By being more approachable people will feel more inclined to start talking to you. You can then share your knowledge and point of view on those matters. Another basic technique for opening up conversations or having others open up to you, is to look for situational topics of conversation. This means looking to your immediate environment and notice something worth commenting about. For instance the weather, or if there is a construction near by you can talk about what is going on there (this might be better suited to open up conversations and then changing the subject, unless you can talk for a long time about construction sites). If there is a billboard near by promoting a movie you can talk about that. Also you can become a situational topic of conversation yourself by wearing something that opens up conversations. Maybe a funny t shirt, or a weird looking watch, or unique sunglasses, or a nice retro hat, etc. This attracts people into wanting to ask you about that.
Also…Be present and pay attention
I know I said I would only cover two skills on this post, but I also want to point out that skill number 3 (be present and pay attention) is also very important. Being socially present means to be there in that moment, to not get distracted with your phone or with any distractions. To be fully engaged in the present moment, ESPECIALLY if you are talking to someone. To be 100% there with them physically but also mentally. This will help you feel more connected to the conversation, more curious and also make conversing smoother. It refers to what I mentioned earlier about getting people to talk about themselves and things they care about even if you do not particularly care about it (and how this alone was not enough), and most importantly LISTENING. Show them you are a good listener and keep building up questions based on what they answer. Think of it as if they are revealing to you the plot of a new movie, and you are trying to scout out everything can about it.

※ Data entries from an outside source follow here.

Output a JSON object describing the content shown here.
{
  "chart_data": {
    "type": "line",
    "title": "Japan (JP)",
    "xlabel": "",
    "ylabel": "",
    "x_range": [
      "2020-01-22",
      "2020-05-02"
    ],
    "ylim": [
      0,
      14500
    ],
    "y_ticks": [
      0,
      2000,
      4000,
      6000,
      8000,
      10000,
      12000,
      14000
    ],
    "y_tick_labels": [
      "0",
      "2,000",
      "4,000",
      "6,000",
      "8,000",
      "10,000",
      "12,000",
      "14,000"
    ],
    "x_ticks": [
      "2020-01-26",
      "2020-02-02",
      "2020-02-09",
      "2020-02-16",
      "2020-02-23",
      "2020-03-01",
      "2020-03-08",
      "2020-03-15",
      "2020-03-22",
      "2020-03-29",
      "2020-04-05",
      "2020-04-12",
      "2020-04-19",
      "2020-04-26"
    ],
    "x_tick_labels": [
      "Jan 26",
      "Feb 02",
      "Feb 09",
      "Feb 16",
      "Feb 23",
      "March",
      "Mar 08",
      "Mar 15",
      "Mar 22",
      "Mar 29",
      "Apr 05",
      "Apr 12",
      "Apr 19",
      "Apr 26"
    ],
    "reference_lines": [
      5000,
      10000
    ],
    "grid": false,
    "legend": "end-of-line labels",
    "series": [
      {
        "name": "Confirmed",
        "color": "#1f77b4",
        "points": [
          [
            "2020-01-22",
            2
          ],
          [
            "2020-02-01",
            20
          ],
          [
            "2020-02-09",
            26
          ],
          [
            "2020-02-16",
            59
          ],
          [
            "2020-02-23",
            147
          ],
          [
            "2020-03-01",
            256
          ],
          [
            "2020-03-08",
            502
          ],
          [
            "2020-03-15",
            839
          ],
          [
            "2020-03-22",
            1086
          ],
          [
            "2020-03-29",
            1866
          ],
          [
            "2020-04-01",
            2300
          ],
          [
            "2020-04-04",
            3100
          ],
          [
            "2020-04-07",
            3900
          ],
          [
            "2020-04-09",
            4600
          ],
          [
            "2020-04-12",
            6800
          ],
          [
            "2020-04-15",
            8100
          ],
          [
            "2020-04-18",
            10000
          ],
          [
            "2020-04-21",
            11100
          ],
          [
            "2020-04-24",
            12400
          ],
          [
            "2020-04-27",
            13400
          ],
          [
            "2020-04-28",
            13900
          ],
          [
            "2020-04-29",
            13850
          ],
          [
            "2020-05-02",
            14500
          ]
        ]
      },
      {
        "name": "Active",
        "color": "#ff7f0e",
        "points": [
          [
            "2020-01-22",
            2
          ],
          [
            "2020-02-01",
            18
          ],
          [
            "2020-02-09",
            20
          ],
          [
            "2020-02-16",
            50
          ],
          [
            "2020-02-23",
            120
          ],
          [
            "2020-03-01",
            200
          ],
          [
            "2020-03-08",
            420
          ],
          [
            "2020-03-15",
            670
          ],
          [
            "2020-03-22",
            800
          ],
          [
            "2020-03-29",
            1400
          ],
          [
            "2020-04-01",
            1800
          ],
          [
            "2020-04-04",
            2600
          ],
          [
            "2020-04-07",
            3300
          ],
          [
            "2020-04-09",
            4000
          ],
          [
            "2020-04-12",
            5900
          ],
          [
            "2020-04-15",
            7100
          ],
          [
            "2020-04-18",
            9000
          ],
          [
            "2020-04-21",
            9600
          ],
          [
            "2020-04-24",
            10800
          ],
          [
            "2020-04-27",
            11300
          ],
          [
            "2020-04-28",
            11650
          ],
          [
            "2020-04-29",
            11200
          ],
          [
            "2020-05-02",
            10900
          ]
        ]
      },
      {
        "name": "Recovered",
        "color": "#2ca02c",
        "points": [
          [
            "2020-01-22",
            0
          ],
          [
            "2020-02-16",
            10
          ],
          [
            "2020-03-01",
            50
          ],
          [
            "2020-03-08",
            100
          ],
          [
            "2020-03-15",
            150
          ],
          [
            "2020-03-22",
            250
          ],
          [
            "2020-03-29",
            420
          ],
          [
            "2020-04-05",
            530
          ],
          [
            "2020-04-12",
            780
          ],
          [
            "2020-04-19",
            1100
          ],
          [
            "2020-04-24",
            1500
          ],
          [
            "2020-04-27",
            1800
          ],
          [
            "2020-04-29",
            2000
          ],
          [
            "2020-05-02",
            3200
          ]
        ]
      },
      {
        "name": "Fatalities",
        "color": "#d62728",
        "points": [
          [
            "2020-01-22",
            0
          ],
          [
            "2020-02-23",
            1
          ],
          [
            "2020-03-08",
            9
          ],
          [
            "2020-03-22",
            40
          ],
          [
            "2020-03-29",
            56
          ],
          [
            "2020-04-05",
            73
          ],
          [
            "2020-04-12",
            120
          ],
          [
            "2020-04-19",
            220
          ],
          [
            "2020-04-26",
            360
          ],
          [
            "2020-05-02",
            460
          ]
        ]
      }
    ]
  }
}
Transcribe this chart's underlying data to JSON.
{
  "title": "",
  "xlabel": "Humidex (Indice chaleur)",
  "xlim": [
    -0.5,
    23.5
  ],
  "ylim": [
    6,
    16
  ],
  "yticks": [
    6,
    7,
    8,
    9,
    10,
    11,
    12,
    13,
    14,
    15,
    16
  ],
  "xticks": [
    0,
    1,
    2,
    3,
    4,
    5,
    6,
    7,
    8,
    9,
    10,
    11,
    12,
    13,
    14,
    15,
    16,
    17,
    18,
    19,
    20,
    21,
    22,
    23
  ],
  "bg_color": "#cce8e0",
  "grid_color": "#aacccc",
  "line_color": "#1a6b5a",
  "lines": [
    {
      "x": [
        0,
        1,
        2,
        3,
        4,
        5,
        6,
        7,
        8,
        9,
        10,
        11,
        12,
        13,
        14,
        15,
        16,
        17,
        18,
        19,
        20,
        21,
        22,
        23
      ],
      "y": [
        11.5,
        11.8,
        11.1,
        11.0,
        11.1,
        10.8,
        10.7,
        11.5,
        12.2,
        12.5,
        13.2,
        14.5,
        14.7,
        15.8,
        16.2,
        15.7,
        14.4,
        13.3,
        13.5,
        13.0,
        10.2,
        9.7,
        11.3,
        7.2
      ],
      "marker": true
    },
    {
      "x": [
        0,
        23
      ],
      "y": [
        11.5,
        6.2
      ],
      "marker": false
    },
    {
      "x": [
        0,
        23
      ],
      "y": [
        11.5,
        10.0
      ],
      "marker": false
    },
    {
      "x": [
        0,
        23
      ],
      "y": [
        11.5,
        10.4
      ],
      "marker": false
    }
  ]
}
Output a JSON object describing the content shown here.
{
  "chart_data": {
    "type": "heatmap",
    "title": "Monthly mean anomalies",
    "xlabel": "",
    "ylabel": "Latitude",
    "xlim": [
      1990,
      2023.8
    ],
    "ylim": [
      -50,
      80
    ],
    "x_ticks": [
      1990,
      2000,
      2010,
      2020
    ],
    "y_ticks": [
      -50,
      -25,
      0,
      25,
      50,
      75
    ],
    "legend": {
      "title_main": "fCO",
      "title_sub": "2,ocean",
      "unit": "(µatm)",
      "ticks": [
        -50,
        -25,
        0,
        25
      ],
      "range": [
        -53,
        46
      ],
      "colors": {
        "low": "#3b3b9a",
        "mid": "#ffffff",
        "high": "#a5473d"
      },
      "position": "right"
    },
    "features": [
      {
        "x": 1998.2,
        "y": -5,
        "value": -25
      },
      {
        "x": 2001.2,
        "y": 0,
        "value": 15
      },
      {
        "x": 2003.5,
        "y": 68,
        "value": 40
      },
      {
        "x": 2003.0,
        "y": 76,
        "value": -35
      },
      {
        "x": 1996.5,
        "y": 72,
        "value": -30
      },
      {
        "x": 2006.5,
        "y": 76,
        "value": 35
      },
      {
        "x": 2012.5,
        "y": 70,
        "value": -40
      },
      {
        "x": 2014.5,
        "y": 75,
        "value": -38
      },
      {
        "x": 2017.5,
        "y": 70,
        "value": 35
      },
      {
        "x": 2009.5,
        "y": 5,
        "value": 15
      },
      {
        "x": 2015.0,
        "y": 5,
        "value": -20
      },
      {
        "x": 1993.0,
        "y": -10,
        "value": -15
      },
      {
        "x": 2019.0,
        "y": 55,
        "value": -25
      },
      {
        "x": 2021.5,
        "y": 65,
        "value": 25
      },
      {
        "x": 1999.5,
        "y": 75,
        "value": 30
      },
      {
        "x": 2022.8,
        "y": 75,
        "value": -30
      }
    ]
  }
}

Once again I strongly recommend you begin learning about important or interesting contemporary subjects, in the news, online or anywhere. You never know when something trivial you learned while browsing channels will give you green lights for a nice conversation that will help you accomplish whichever goal you have going into each conversations. This is why it is important to have intentions for social interactions. I will be implementing these 3 skills during the next 3 months to see how it goes for me, and I highly recommend my readers to use them as well. Remember, start knowing more stuff and become passionate about more stuff, project positivity and be present in the moment.